The FIDF is now the major shareholder of the country's sixth-largest bank. It holds a 47.6-per-cent stake, representing 1.005 billion shares.

Meanwhile, SCIB's 25-per-cent foreign-ownership level has already reached its allowed ceiling.

The Bank of Thailand earlier confirmed its position that it would not ease foreign-ownership restrictions in local banks like it did during the 1997financial meltdown.

Recently, the FIDF announced a plan to sell SCIB and its shares in other state-owned banks to retail shareholders gradually.

It wants to offload around 100 million shares this year via the Stock Exchange of Thailand. The announcement prompted selling of SCIB shares, whose share price dropped sharply.

Concerning future sales of the bank shares, Arun offered a solution to offload them using covered warrants.

"If I were the FIDF and wanted to sell SCIB shares [to foreign investors], I would sell them through covered warrants, so as to prevent a dilution effect," said Arun.

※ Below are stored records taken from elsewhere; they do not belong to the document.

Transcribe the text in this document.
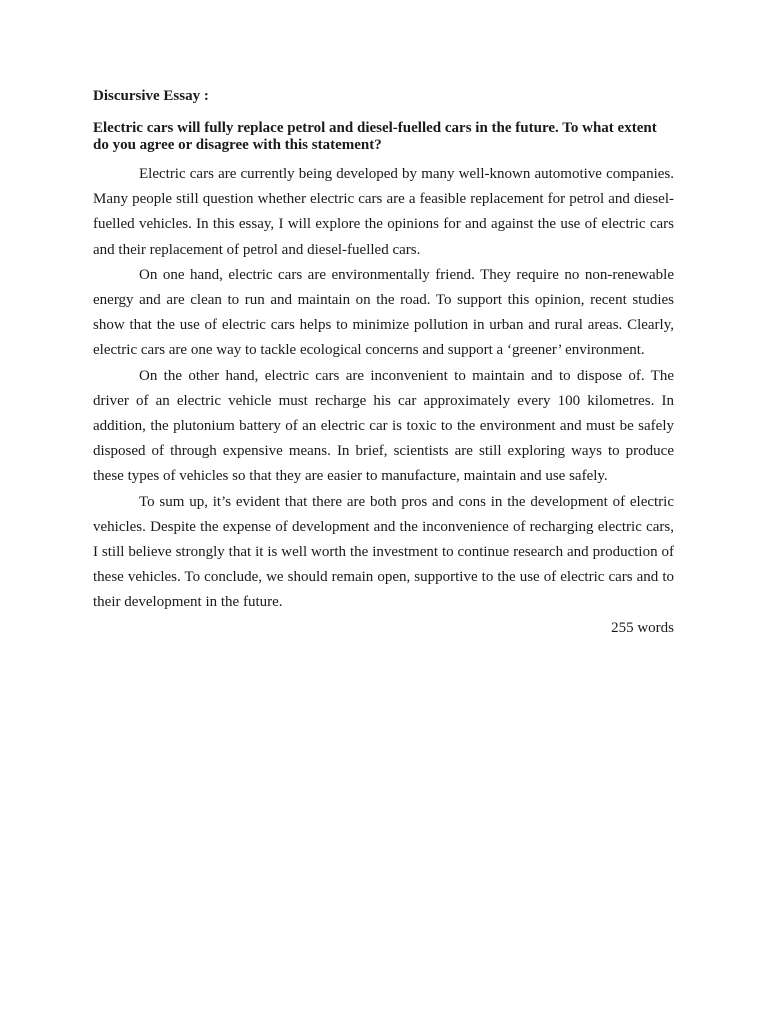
Discursive Essay :

Electric cars will fully replace petrol and diesel-fuelled cars in the future. To what extent do you agree or disagree with this statement?

Electric cars are currently being developed by many well-known automotive companies. Many people still question whether electric cars are a feasible replacement for petrol and diesel-fuelled vehicles. In this essay, I will explore the opinions for and against the use of electric cars and their replacement of petrol and diesel-fuelled cars.

On one hand, electric cars are environmentally friend. They require no non-renewable energy and are clean to run and maintain on the road. To support this opinion, recent studies show that the use of electric cars helps to minimize pollution in urban and rural areas. Clearly, electric cars are one way to tackle ecological concerns and support a ‘greener’ environment.

On the other hand, electric cars are inconvenient to maintain and to dispose of. The driver of an electric vehicle must recharge his car approximately every 100 kilometres. In addition, the plutonium battery of an electric car is toxic to the environment and must be safely disposed of through expensive means. In brief, scientists are still exploring ways to produce these types of vehicles so that they are easier to manufacture, maintain and use safely.

To sum up, it’s evident that there are both pros and cons in the development of electric vehicles. Despite the expense of development and the inconvenience of recharging electric cars, I still believe strongly that it is well worth the investment to continue research and production of these vehicles. To conclude, we should remain open, supportive to the use of electric cars and to their development in the future.

255 words
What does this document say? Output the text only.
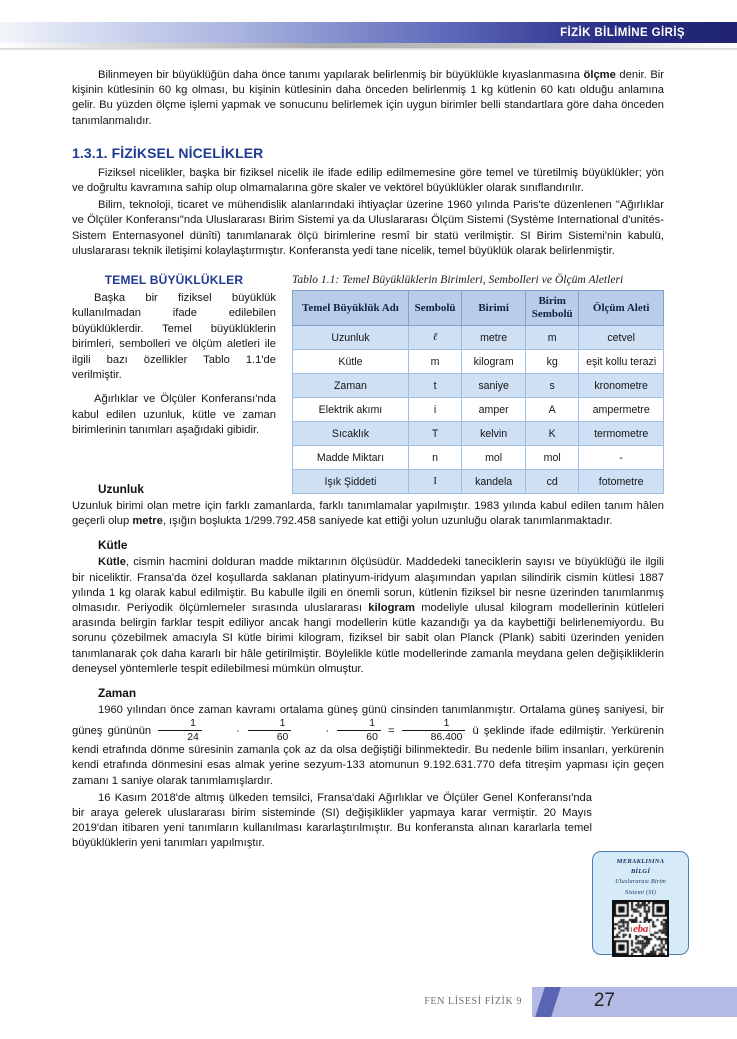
FİZİK BİLİMİNE GİRİŞ

Bilinmeyen bir büyüklüğün daha önce tanımı yapılarak belirlenmiş bir büyüklükle kıyaslanmasına ölçme denir. Bir kişinin kütlesinin 60 kg olması, bu kişinin kütlesinin daha önceden belirlenmiş 1 kg kütlenin 60 katı olduğu anlamına gelir. Bu yüzden ölçme işlemi yapmak ve sonucunu belirlemek için uygun birimler belli standartlara göre daha önceden tanımlanmalıdır.

1.3.1. FİZİKSEL NİCELİKLER

Fiziksel nicelikler, başka bir fiziksel nicelik ile ifade edilip edilmemesine göre temel ve türetilmiş büyüklükler; yön ve doğrultu kavramına sahip olup olmamalarına göre skaler ve vektörel büyüklükler olarak sınıflandırılır.

Bilim, teknoloji, ticaret ve mühendislik alanlarındaki ihtiyaçlar üzerine 1960 yılında Paris'te düzenlenen "Ağırlıklar ve Ölçüler Konferansı"nda Uluslararası Birim Sistemi ya da Uluslararası Ölçüm Sistemi (Système International d'unités-Sistem Enternasyonel dünîti) tanımlanarak ölçü birimlerine resmî bir statü verilmiştir. SI Birim Sistemi'nin kabulü, uluslararası teknik iletişimi kolaylaştırmıştır. Konferansta yedi tane nicelik, temel büyüklük olarak belirlenmiştir.

TEMEL BÜYÜKLÜKLER

Başka bir fiziksel büyüklük kullanılmadan ifade edilebilen büyüklüklerdir. Temel büyüklüklerin birimleri, sembolleri ve ölçüm aletleri ile ilgili bazı özellikler Tablo 1.1'de verilmiştir.

Ağırlıklar ve Ölçüler Konferansı'nda kabul edilen uzunluk, kütle ve zaman birimlerinin tanımları aşağıdaki gibidir.

Tablo 1.1: Temel Büyüklüklerin Birimleri, Sembolleri ve Ölçüm Aletleri
Temel Büyüklük Adı	Sembolü	Birimi	Birim Sembolü	Ölçüm Aleti
Uzunluk	ℓ	metre	m	cetvel
Kütle	m	kilogram	kg	eşit kollu terazi
Zaman	t	saniye	s	kronometre
Elektrik akımı	i	amper	A	ampermetre
Sıcaklık	T	kelvin	K	termometre
Madde Miktarı	n	mol	mol	-
Işık Şiddeti	I	kandela	cd	fotometre
Uzunluk

Uzunluk birimi olan metre için farklı zamanlarda, farklı tanımlamalar yapılmıştır. 1983 yılında kabul edilen tanım hâlen geçerli olup metre, ışığın boşlukta 1/299.792.458 saniyede kat ettiği yolun uzunluğu olarak tanımlanmaktadır.

Kütle

Kütle, cismin hacmini dolduran madde miktarının ölçüsüdür. Maddedeki taneciklerin sayısı ve büyüklüğü ile ilgili bir niceliktir. Fransa'da özel koşullarda saklanan platinyum-iridyum alaşımından yapılan silindirik cismin kütlesi 1887 yılında 1 kg olarak kabul edilmiştir. Bu kabulle ilgili en önemli sorun, kütlenin fiziksel bir nesne üzerinden tanımlanmış olmasıdır. Periyodik ölçümlemeler sırasında uluslararası kilogram modeliyle ulusal kilogram modellerinin kütleleri arasında belirgin farklar tespit ediliyor ancak hangi modellerin kütle kazandığı ya da kaybettiği belirlenemiyordu. Bu sorunu çözebilmek amacıyla SI kütle birimi kilogram, fiziksel bir sabit olan Planck (Plank) sabiti üzerinden yeniden tanımlanarak çok daha kararlı bir hâle getirilmiştir. Böylelikle kütle modellerinde zamanla meydana gelen değişikliklerin deneysel yöntemlerle tespit edilebilmesi mümkün olmuştur.

Zaman

1960 yılından önce zaman kavramı ortalama güneş günü cinsinden tanımlanmıştır. Ortalama güneş saniyesi, bir güneş gününün $\frac{1}{24}$	· $\frac{1}{60}$	· $\frac{1}{60} = \frac{1}{86.400}$ ü şeklinde ifade edilmiştir. Yerkürenin kendi etrafında dönme süresinin zamanla çok az da olsa değiştiği bilinmektedir. Bu nedenle bilim insanları, yerkürenin kendi etrafında dönmesini esas almak yerine sezyum-133 atomunun 9.192.631.770 defa titreşim yapması için geçen zamanı 1 saniye olarak tanımlamışlardır.

16 Kasım 2018'de altmış ülkeden temsilci, Fransa'daki Ağırlıklar ve Ölçüler Genel Konferansı'nda bir araya gelerek uluslararası birim sisteminde (SI) değişiklikler yapmaya karar vermiştir. 20 Mayıs 2019'dan itibaren yeni tanımların kullanılması kararlaştırılmıştır. Bu konferansta alınan kararlarla temel büyüklüklerin yeni tanımları yapılmıştır.

MERAKLISINA
BİLGİ
Uluslararası Birim
Sistemi (SI)
eba
FEN LİSESİ FİZİK 9	27
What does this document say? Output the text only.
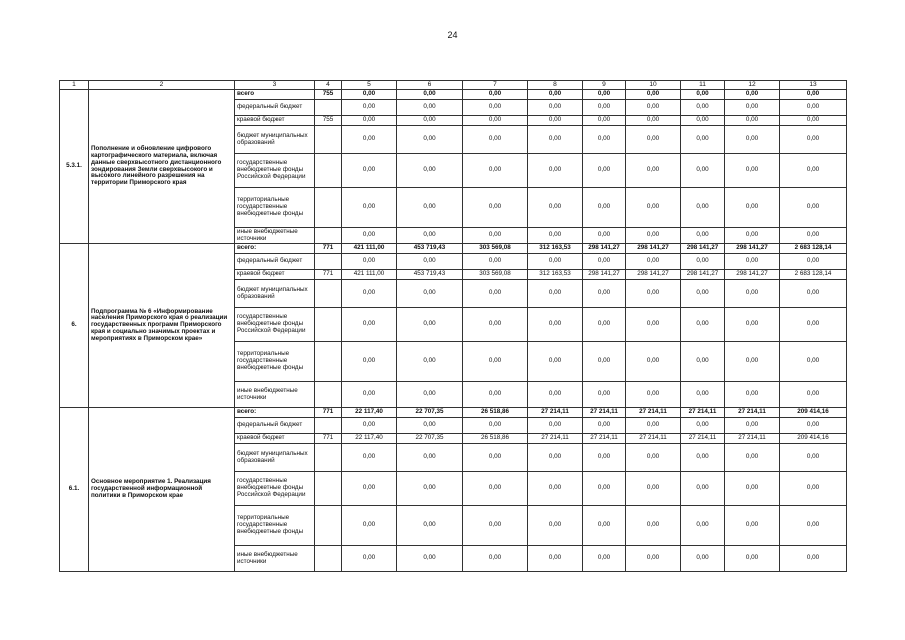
24
1	2	3	4	5	6	7	8	9	10	11	12	13
5.3.1.	Пополнение и обновление цифрового картографического материала, включая данные сверхвысотного дистанционного зондирования Земли сверхвысокого и высокого линейного разрешения на территории Приморского края	всего	755	0,00	0,00	0,00	0,00	0,00	0,00	0,00	0,00	0,00
		федеральный бюджет		0,00	0,00	0,00	0,00	0,00	0,00	0,00	0,00	0,00
		краевой бюджет	755	0,00	0,00	0,00	0,00	0,00	0,00	0,00	0,00	0,00
		бюджет муниципальных образований		0,00	0,00	0,00	0,00	0,00	0,00	0,00	0,00	0,00
		государственные внебюджетные фонды Российской Федерации		0,00	0,00	0,00	0,00	0,00	0,00	0,00	0,00	0,00
		территориальные государственные внебюджетные фонды		0,00	0,00	0,00	0,00	0,00	0,00	0,00	0,00	0,00
		иные внебюджетные источники		0,00	0,00	0,00	0,00	0,00	0,00	0,00	0,00	0,00
6.	Подпрограмма № 6 «Информирование населения Приморского края о реализации государственных программ Приморского края и социально значимых проектах и мероприятиях в Приморском крае»	всего:	771	421 111,00	453 719,43	303 569,08	312 163,53	298 141,27	298 141,27	298 141,27	298 141,27	2 683 128,14
		федеральный бюджет		0,00	0,00	0,00	0,00	0,00	0,00	0,00	0,00	0,00
		краевой бюджет	771	421 111,00	453 719,43	303 569,08	312 163,53	298 141,27	298 141,27	298 141,27	298 141,27	2 683 128,14
		бюджет муниципальных образований		0,00	0,00	0,00	0,00	0,00	0,00	0,00	0,00	0,00
		государственные внебюджетные фонды Российской Федерации		0,00	0,00	0,00	0,00	0,00	0,00	0,00	0,00	0,00
		территориальные государственные внебюджетные фонды		0,00	0,00	0,00	0,00	0,00	0,00	0,00	0,00	0,00
		иные внебюджетные источники		0,00	0,00	0,00	0,00	0,00	0,00	0,00	0,00	0,00
6.1.	Основное мероприятие 1. Реализация государственной информационной политики в Приморском крае	всего:	771	22 117,40	22 707,35	26 518,86	27 214,11	27 214,11	27 214,11	27 214,11	27 214,11	209 414,16
		федеральный бюджет		0,00	0,00	0,00	0,00	0,00	0,00	0,00	0,00	0,00
		краевой бюджет	771	22 117,40	22 707,35	26 518,86	27 214,11	27 214,11	27 214,11	27 214,11	27 214,11	209 414,16
		бюджет муниципальных образований		0,00	0,00	0,00	0,00	0,00	0,00	0,00	0,00	0,00
		государственные внебюджетные фонды Российской Федерации		0,00	0,00	0,00	0,00	0,00	0,00	0,00	0,00	0,00
		территориальные государственные внебюджетные фонды		0,00	0,00	0,00	0,00	0,00	0,00	0,00	0,00	0,00
		иные внебюджетные источники		0,00	0,00	0,00	0,00	0,00	0,00	0,00	0,00	0,00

Covered warrants would prevent the bank's share price from diluting. They also set specific conversion periods similar to warrants. When the conversion date is due, the warrants can become common shares.

The central bank's 2003 rescue fund resorted to issuing new shares bundled with 740 million covered warrants (SCIB-C1). This was done to lower its stake in the bank through a privatisation programme, and these warrants were converted into shares in 2004.